Of course, it’s easy to get carried away with all of this talk of doom and gloom. The truth is that Wal-Mart is a long way from going the way of the dodo. The international behemoth brings in more than $450 billion in annual sales, so don’t expect to see the store disappear from cities overnight the way Blockbuster has. Still, there’s no denying the stark truth of the numbers. The retailer has seen slipping sales figures for five consecutive quarters, and that’s the kind of thing no investor likes to hear.

It’s impossible to overstate the effect a declining Wal-Mart could have on the country’s economy. Millions of Americans depend on the store not just for employment but for prices that make life easier on the middle class. Unfortunately, the Obama administration continues to make things difficult for big businesses like Wal-Mart. Still pushing for a federal minimum wage increase to $10.10, Obama risks devastating the profits of big discount stores like Wal-Mart that depend on minimal wages to keep their prices low. One estimate predicted that such a minimum wage hike would add nearly $2.5 billion in annual costs to the company.

To be certain, the prospect of a higher minimum wage isn’t what’s causing Wal-Mart’s declining sales, but it underscores the importance of having people in Washington who believe in helping American businesses succeed. With tax breaks, beneficial laws, and limited regulation, politicians from the president on down can make America a place where corporations can succeed.

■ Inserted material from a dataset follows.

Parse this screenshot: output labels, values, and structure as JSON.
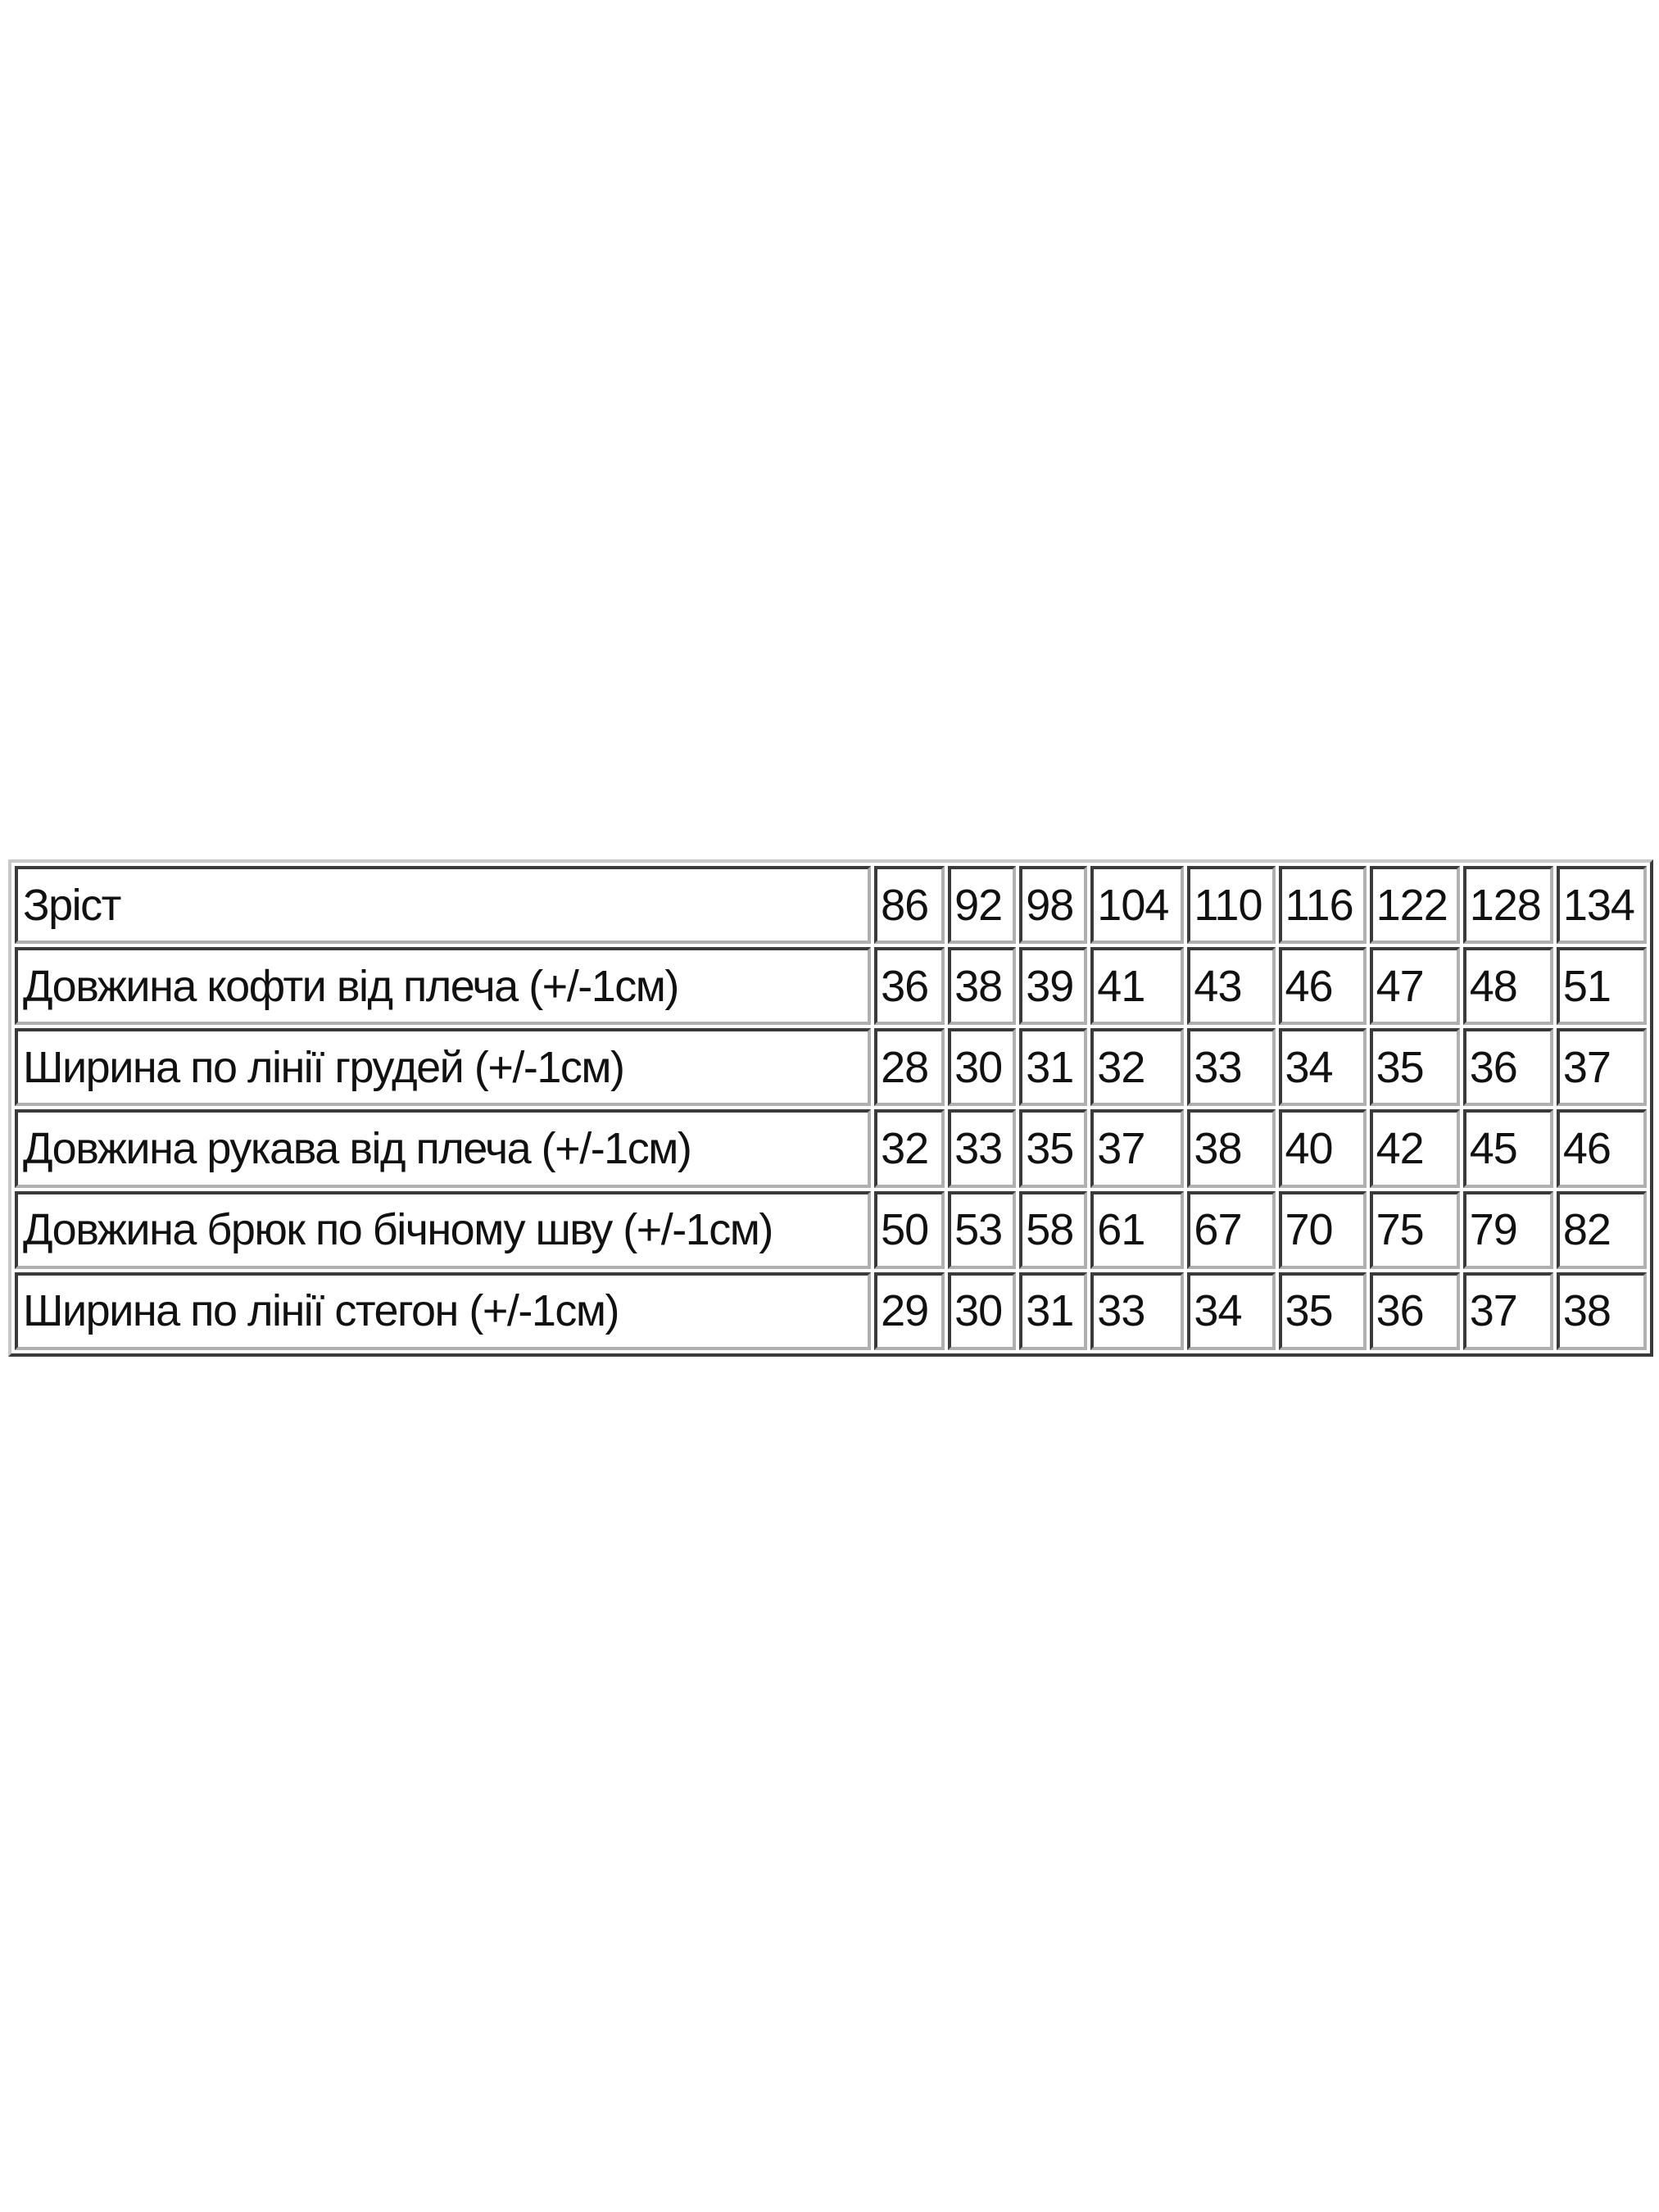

Even if the company posts declining sales for the next five years running, Wal-Mart probably isn’t going anywhere. Not that its continued dominance is a given, but it will take a long time for a company that mighty to fall completely off the perch. Hopefully, they will figure out what it takes to compete in a new kind of marketplace long before that happens. If we can put someone in office who believes in free market capitalism, we can at least make sure that if Wal-Mart does go obsolete, it will be because customers moved on and not because of unfair government regulations.